Question

The horizontal distance between two towers is \[60m\] and the angle of depression of the top of the first tower as seen from the top of the second is \[{30^ \circ }\]. If the height of the second tower is \[90m\] then the height of the first tower is
A. \[90m\]
B. \[(150 - 60\sqrt 3 )m\]
C. \[(150 - 20\sqrt 3 )m\]
D. None of these

Answer 1

Hint: It is given that the angle of the depression is seen from the second tower which concludes that the height of the second is more than that of the first tower . Always draw a figure with given data. We have made use of trigonometric ratios to find out the height of the first tower. Different ratios have different values like perpendicular , base hypotenuse .

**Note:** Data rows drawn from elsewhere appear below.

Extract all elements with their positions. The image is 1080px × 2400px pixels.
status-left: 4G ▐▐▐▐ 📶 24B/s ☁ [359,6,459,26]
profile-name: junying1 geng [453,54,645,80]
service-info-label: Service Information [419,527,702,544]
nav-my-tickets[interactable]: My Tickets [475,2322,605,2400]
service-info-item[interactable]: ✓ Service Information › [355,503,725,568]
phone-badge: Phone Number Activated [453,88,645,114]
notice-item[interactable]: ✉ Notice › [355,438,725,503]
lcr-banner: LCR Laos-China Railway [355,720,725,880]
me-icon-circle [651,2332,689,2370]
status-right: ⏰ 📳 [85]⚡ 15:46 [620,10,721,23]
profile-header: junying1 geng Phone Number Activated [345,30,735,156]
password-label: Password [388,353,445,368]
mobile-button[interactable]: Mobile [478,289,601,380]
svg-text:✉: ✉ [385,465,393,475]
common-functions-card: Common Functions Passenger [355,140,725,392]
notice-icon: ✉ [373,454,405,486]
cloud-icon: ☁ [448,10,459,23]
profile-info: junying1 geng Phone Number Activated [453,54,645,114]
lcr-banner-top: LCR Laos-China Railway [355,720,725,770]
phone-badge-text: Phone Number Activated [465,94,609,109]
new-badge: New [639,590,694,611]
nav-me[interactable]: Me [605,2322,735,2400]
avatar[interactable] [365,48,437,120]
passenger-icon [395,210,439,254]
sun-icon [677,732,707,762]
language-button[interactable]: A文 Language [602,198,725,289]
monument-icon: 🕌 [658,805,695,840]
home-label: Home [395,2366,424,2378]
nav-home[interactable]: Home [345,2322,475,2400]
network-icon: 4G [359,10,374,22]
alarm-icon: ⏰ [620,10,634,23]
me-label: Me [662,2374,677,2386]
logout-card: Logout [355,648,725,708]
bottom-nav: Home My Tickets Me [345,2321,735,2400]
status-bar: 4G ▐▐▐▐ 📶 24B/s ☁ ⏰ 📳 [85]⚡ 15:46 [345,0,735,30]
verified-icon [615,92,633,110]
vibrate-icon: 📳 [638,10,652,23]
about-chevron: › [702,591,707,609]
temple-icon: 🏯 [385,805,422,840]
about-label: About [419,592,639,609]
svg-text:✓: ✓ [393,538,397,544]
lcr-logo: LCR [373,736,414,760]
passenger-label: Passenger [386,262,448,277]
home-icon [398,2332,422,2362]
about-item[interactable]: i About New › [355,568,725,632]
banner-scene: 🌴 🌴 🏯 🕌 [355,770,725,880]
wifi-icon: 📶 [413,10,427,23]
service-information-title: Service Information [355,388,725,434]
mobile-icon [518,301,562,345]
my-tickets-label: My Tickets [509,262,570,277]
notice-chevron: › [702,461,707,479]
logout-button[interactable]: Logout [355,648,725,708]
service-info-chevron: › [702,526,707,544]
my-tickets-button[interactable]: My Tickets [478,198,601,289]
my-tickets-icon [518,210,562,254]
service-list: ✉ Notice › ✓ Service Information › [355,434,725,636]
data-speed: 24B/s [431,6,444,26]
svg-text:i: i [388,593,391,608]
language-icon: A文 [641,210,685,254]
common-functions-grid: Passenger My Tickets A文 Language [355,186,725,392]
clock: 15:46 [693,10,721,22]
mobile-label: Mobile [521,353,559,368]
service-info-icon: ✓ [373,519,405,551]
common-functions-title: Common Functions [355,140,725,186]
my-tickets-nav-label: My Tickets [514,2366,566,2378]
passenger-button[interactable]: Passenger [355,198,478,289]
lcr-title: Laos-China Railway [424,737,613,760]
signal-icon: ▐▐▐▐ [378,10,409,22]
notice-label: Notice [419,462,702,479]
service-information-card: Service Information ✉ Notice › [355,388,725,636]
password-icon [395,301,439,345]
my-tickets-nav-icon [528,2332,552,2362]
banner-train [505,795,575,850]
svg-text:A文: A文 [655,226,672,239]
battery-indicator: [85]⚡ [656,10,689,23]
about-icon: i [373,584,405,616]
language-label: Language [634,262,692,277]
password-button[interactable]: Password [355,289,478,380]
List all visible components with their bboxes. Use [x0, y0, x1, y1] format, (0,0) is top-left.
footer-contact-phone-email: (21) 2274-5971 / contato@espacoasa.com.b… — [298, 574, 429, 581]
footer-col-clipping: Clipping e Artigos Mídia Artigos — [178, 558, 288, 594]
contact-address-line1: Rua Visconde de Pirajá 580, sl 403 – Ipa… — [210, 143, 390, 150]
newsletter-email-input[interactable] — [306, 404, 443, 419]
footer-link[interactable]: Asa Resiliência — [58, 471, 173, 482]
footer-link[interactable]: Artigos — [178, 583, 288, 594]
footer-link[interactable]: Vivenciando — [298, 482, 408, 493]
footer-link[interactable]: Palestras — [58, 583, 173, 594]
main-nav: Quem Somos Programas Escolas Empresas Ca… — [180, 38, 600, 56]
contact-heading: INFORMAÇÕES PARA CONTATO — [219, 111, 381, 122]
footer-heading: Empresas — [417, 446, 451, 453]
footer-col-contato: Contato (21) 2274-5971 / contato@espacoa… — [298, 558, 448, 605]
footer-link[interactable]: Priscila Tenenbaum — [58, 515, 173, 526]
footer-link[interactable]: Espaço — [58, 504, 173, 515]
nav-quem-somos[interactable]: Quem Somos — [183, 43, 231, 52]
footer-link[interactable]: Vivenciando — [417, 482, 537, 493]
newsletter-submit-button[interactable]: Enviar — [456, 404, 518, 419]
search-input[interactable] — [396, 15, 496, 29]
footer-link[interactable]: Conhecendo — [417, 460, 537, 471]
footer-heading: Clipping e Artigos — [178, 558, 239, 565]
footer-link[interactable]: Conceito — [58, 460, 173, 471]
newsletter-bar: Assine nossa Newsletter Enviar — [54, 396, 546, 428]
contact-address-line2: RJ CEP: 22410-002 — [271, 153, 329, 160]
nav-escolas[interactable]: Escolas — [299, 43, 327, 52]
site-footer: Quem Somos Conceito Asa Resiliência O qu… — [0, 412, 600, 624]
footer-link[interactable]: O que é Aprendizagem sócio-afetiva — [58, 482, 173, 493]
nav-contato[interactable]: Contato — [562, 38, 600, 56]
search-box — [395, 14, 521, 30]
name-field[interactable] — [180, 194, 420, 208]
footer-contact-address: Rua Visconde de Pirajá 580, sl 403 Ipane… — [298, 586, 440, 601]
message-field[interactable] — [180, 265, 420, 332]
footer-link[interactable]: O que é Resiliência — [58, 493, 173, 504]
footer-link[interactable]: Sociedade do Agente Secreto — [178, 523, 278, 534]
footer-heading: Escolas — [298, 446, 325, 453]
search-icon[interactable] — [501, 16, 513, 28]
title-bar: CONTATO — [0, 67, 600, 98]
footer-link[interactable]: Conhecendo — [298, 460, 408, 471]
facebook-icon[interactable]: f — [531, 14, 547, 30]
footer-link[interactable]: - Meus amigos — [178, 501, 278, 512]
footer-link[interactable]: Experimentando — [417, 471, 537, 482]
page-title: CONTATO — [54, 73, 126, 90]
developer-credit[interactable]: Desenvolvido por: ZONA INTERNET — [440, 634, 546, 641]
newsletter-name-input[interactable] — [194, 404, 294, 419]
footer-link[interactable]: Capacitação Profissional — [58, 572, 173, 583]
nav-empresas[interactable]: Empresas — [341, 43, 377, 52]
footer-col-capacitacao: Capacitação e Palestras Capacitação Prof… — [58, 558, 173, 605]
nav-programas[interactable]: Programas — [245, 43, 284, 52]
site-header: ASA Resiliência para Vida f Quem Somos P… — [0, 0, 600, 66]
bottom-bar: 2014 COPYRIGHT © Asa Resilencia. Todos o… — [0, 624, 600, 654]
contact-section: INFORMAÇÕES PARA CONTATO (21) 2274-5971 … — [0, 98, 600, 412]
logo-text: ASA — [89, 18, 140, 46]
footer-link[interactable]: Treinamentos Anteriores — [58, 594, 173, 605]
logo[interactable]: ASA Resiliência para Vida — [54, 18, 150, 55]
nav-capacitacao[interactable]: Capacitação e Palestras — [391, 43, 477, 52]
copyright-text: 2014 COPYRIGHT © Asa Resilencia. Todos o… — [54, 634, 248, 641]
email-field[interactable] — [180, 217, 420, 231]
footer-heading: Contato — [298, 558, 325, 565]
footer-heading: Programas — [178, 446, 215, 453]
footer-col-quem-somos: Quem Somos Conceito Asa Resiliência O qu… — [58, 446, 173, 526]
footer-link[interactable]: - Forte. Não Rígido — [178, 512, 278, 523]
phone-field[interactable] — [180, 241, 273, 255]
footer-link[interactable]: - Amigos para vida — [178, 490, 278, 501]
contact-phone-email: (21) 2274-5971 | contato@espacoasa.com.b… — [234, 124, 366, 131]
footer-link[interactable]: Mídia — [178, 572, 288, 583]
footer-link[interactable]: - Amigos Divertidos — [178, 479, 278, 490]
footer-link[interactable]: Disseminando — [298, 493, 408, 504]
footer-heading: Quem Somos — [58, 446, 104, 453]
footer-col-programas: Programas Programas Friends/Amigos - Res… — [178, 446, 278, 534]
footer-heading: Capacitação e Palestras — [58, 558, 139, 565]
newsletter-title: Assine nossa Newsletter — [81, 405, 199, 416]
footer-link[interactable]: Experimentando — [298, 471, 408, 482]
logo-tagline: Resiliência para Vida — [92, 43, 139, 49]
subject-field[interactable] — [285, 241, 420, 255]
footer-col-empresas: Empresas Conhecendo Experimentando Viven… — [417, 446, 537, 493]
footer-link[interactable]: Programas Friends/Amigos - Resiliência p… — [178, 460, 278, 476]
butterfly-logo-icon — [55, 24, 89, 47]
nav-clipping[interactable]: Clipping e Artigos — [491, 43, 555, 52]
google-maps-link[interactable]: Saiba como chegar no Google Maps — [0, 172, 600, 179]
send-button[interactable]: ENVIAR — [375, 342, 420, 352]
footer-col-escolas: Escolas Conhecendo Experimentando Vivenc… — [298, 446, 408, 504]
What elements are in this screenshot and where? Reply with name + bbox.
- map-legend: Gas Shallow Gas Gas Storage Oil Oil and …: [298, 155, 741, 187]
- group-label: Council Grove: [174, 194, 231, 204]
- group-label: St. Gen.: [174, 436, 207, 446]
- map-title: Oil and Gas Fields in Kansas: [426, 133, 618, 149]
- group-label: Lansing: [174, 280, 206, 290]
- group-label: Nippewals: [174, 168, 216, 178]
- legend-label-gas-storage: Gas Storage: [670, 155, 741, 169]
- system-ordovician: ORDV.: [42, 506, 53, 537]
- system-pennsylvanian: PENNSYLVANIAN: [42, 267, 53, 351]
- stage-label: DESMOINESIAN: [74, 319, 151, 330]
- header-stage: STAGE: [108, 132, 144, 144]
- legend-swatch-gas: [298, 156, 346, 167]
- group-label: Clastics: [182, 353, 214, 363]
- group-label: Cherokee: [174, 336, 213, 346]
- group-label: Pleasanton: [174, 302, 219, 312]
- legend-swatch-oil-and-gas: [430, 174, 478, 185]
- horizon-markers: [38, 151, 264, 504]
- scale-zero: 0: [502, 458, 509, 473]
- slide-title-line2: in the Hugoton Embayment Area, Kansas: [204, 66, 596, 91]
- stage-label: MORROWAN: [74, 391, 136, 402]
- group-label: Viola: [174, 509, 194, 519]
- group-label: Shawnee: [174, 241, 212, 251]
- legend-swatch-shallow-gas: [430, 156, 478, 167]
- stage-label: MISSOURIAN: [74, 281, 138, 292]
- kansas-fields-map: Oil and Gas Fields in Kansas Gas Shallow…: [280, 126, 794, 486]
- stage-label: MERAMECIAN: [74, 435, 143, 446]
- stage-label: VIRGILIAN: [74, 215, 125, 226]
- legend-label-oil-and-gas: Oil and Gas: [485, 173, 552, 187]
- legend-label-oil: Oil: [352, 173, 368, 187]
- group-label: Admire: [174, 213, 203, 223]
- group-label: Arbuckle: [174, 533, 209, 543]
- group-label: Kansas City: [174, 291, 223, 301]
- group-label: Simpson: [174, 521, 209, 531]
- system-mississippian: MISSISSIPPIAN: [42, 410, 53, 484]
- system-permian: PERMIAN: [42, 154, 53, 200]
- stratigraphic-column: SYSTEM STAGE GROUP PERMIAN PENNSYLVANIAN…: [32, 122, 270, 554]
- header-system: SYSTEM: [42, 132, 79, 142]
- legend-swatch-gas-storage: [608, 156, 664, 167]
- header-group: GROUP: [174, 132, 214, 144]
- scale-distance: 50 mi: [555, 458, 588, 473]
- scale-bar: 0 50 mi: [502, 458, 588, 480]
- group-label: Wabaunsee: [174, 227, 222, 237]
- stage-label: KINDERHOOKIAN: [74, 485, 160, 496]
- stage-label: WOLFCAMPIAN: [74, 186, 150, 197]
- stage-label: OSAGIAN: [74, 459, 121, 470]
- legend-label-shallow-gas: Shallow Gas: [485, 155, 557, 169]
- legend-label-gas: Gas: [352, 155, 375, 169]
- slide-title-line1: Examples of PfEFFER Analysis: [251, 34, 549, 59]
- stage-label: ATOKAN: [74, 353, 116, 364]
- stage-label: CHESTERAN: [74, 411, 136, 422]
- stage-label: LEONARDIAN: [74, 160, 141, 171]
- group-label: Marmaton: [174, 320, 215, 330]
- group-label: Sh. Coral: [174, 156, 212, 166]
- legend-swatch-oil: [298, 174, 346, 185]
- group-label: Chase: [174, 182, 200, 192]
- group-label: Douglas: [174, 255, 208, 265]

Complete step-by-step answer:
For better understanding we have to draw a figure with given measurements .

Here \[A\] is the point at the top of the first tower . C is the point of top of the second tower with an angle of depression of \[{30^ \circ }\]towards the top of the first tower . Now the \[\angle CAE = {30^ \circ }\] ( by alternate interior angle property ) . Now in \[\vartriangle CAE\] we have
\[\tan {30^ \circ } = \dfrac{{CE}}{{AE}}\] , now \[CE = CD - ED\] , which is \[CE = 90 - h\]
Therefore , \[\tan {30^ \circ } = \dfrac{{90 - h}}{{60}}\] ,
 now as we know the value of \[\tan {30^ \circ } = \dfrac{1}{{\sqrt 3 }}\] we get ,
\[\dfrac{1}{{\sqrt 3 }} = \dfrac{{90 - h}}{{60}}\]
On solving we get
\[\dfrac{{60}}{{\sqrt 3 }} = 90 - h\] ,
 on rationalizing the RHS we get ,
\[\dfrac{{60\sqrt 3 }}{3} = 90 - h\] ,
 on solving we get
\[90 - h = 20\sqrt 3 \]
On simplifying we get
\[h = 90 - 20\sqrt 3 \] ,
 putting the value of \[\sqrt 3 \] as \[\sqrt 3 = 1.732\] we get ,
\[h = 90 - 20 \times 1.732\]
On solving we get
\[h = 90 - 34.64\] ,
 on solving we get
\[h = 55.36m\]
Which is the height of the first tower and the required answer . Therefore , option (4) is the correct answer .
So, the correct answer is “Option 4”.

Note: These questions related to angle of depression and angle of elevation are related to applications of the trigonometric identities which are also applied practically . Trigonometry is widely used in navigation and geography to locate different places in relation to the latitude and longitude .